Why this role exists
Cancilico is a Dresden-based, seed-funded health-tech company, spun out of TU Dresden and University Hospital Dresden. Our first product, MyeloAID, uses AI to automate the morphological differentiation of bone marrow smears. No one else in the EU is doing AI-driven bone marrow analysis at this depth, and we’re expanding into new diagnostic verticals (peripheral blood, and beyond).
Every new vertical we open comes down to one loop: get the right data → train a model fast → evaluate it rigorously → report it → iterate. This role owns that loop. Your evaluations will convince clinicians and regulators when we make claims, and they’re our path to CE-IVDR clearance.
What you’ll do
- Build and own automated data pipelines — ingestion, cleaning, versioning, and QA of whole-slide images, tiles, and annotations across hospitals, scanners, and stains. Extend our internal data registry as new verticals demand new stratifications.
- Stand up MVP models fast for new verticals (detection, classification, regression), then improve them deliberately.
- Own our evaluation framework — the metrics that tell us whether a model is good enough to ship and good enough to defend to clinicians and regulators. Inter-rater benchmarking, drift tracking across scanners, cameras and slide preparation variations.
What we’re looking for
Must have
- Strong applied ML/data engineering — you’ve taken models from data to evaluated result, not just trained on clean benchmarks.
- Solid Python and data-pipeline tooling; comfort with experiment tracking and reproducibility.
- A rigorous, skeptical attitude to evaluation — you instinctively ask “how would this metric mislead us?”
- You’re fluent with modern AI coding tools (Cursor, Claude Code, similar) and use them daily as part of your default workflow.
Nice to have
- Hands-on PyTorch experience for vision tasks — classification, object detection on COCO-style annotations, or regression.
- Hands-on experience with DVC, Prefect, MLflow, or comparable data-versioning / orchestration / experiment-tracking / serving stacks.
- Experience with imaging / computer-vision data, ideally medical or microscopy (whole-slide images, tiling, stain normalisation).
- Exposure to regulated environments (IVDR, MDR, ISO, GxP) or a willingness to learn them.
- Familiarity with annotation workflows and inter-rater quality.
You do not need a medical background, but you should be genuinely curious about the clinical problem.
Our stack & setup
- Data: PostgreSQL + DVC + Prefect, orchestrated through our internal data registry.
- ML: PyTorch + torchvision, MLflow for experiments, FastAPI for serving.
- Tooling: GitHub for code, CI/CD, and tasks.
You’ll report to our CAIO, Sebastian, and work alongside an AI engineer, an AI intern, and ~10 clinical annotation consultants (hematologists and medical technical assistants).
What we offer
- Salary: €70,000–€95,000 depending on experience and fit.
- 30 days paid leave, flexible core hours (10:00–15:00).
- 40-hour weeks.
- Pick your machine: Mac, Windows, or Ubuntu.
- Flexible German benefits, negotiable based on your needs.
- Working language is English.
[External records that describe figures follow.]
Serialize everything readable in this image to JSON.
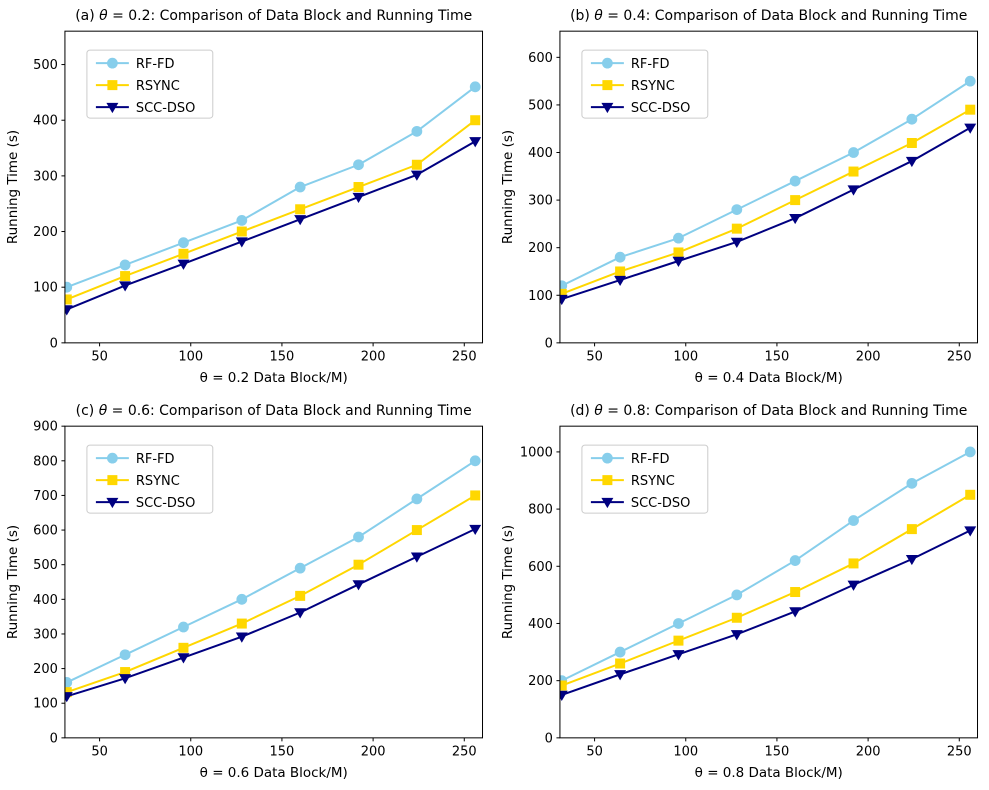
{
  "figure": {
    "background": "#ffffff",
    "text_color": "#000000",
    "spine_color": "#000000",
    "legend_border_color": "#cccccc",
    "legend_bg_color": "#ffffff"
  },
  "chart_data": [
    {
      "id": "a",
      "type": "line",
      "title": "(a) θ = 0.2: Comparison of Data Block and Running Time",
      "xlabel": "θ = 0.2 Data Block/M)",
      "ylabel": "Running Time (s)",
      "x": [
        32,
        64,
        96,
        128,
        160,
        192,
        224,
        256
      ],
      "xlim": [
        31,
        260
      ],
      "ylim": [
        0,
        560
      ],
      "xticks": [
        50,
        100,
        150,
        200,
        250
      ],
      "yticks": [
        0,
        100,
        200,
        300,
        400,
        500
      ],
      "grid": false,
      "legend_position": "upper-left",
      "series": [
        {
          "name": "RF-FD",
          "color": "#87CEEB",
          "marker": "circle",
          "values": [
            100,
            140,
            180,
            220,
            280,
            320,
            380,
            460
          ]
        },
        {
          "name": "RSYNC",
          "color": "#FFD700",
          "marker": "square",
          "values": [
            78,
            120,
            160,
            200,
            240,
            280,
            320,
            400
          ]
        },
        {
          "name": "SCC-DSO",
          "color": "#000080",
          "marker": "triangle-down",
          "values": [
            60,
            103,
            142,
            182,
            222,
            262,
            302,
            362
          ]
        }
      ]
    },
    {
      "id": "b",
      "type": "line",
      "title": "(b) θ = 0.4: Comparison of Data Block and Running Time",
      "xlabel": "θ = 0.4 Data Block/M)",
      "ylabel": "Running Time (s)",
      "x": [
        32,
        64,
        96,
        128,
        160,
        192,
        224,
        256
      ],
      "xlim": [
        31,
        260
      ],
      "ylim": [
        0,
        655
      ],
      "xticks": [
        50,
        100,
        150,
        200,
        250
      ],
      "yticks": [
        0,
        100,
        200,
        300,
        400,
        500,
        600
      ],
      "grid": false,
      "legend_position": "upper-left",
      "series": [
        {
          "name": "RF-FD",
          "color": "#87CEEB",
          "marker": "circle",
          "values": [
            120,
            180,
            220,
            280,
            340,
            400,
            470,
            550
          ]
        },
        {
          "name": "RSYNC",
          "color": "#FFD700",
          "marker": "square",
          "values": [
            103,
            150,
            190,
            240,
            300,
            360,
            420,
            490
          ]
        },
        {
          "name": "SCC-DSO",
          "color": "#000080",
          "marker": "triangle-down",
          "values": [
            92,
            132,
            172,
            212,
            262,
            322,
            382,
            452
          ]
        }
      ]
    },
    {
      "id": "c",
      "type": "line",
      "title": "(c) θ = 0.6: Comparison of Data Block and Running Time",
      "xlabel": "θ = 0.6 Data Block/M)",
      "ylabel": "Running Time (s)",
      "x": [
        32,
        64,
        96,
        128,
        160,
        192,
        224,
        256
      ],
      "xlim": [
        31,
        260
      ],
      "ylim": [
        0,
        900
      ],
      "xticks": [
        50,
        100,
        150,
        200,
        250
      ],
      "yticks": [
        0,
        100,
        200,
        300,
        400,
        500,
        600,
        700,
        800,
        900
      ],
      "grid": false,
      "legend_position": "upper-left",
      "series": [
        {
          "name": "RF-FD",
          "color": "#87CEEB",
          "marker": "circle",
          "values": [
            160,
            240,
            320,
            400,
            490,
            580,
            690,
            800
          ]
        },
        {
          "name": "RSYNC",
          "color": "#FFD700",
          "marker": "square",
          "values": [
            132,
            190,
            260,
            330,
            410,
            500,
            600,
            700
          ]
        },
        {
          "name": "SCC-DSO",
          "color": "#000080",
          "marker": "triangle-down",
          "values": [
            120,
            172,
            232,
            292,
            362,
            443,
            523,
            603
          ]
        }
      ]
    },
    {
      "id": "d",
      "type": "line",
      "title": "(d) θ = 0.8: Comparison of Data Block and Running Time",
      "xlabel": "θ = 0.8 Data Block/M)",
      "ylabel": "Running Time (s)",
      "x": [
        32,
        64,
        96,
        128,
        160,
        192,
        224,
        256
      ],
      "xlim": [
        31,
        260
      ],
      "ylim": [
        0,
        1090
      ],
      "xticks": [
        50,
        100,
        150,
        200,
        250
      ],
      "yticks": [
        0,
        200,
        400,
        600,
        800,
        1000
      ],
      "grid": false,
      "legend_position": "upper-left",
      "series": [
        {
          "name": "RF-FD",
          "color": "#87CEEB",
          "marker": "circle",
          "values": [
            200,
            300,
            400,
            500,
            620,
            760,
            890,
            1000
          ]
        },
        {
          "name": "RSYNC",
          "color": "#FFD700",
          "marker": "square",
          "values": [
            183,
            260,
            340,
            420,
            510,
            610,
            730,
            850
          ]
        },
        {
          "name": "SCC-DSO",
          "color": "#000080",
          "marker": "triangle-down",
          "values": [
            150,
            222,
            292,
            362,
            442,
            535,
            625,
            725
          ]
        }
      ]
    }
  ]
}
No German required.
- Hematologists and medical technical assistants are colleagues you can walk over and ask.
- Hybrid in Dresden preferred. Fully remote within EU time zones possible for the right candidate. You’ll need an existing right to work in the EU; we can’t sponsor relocation or visas at this stage.
- We welcome applications regardless of background, parental status, disability, or neurodivergence.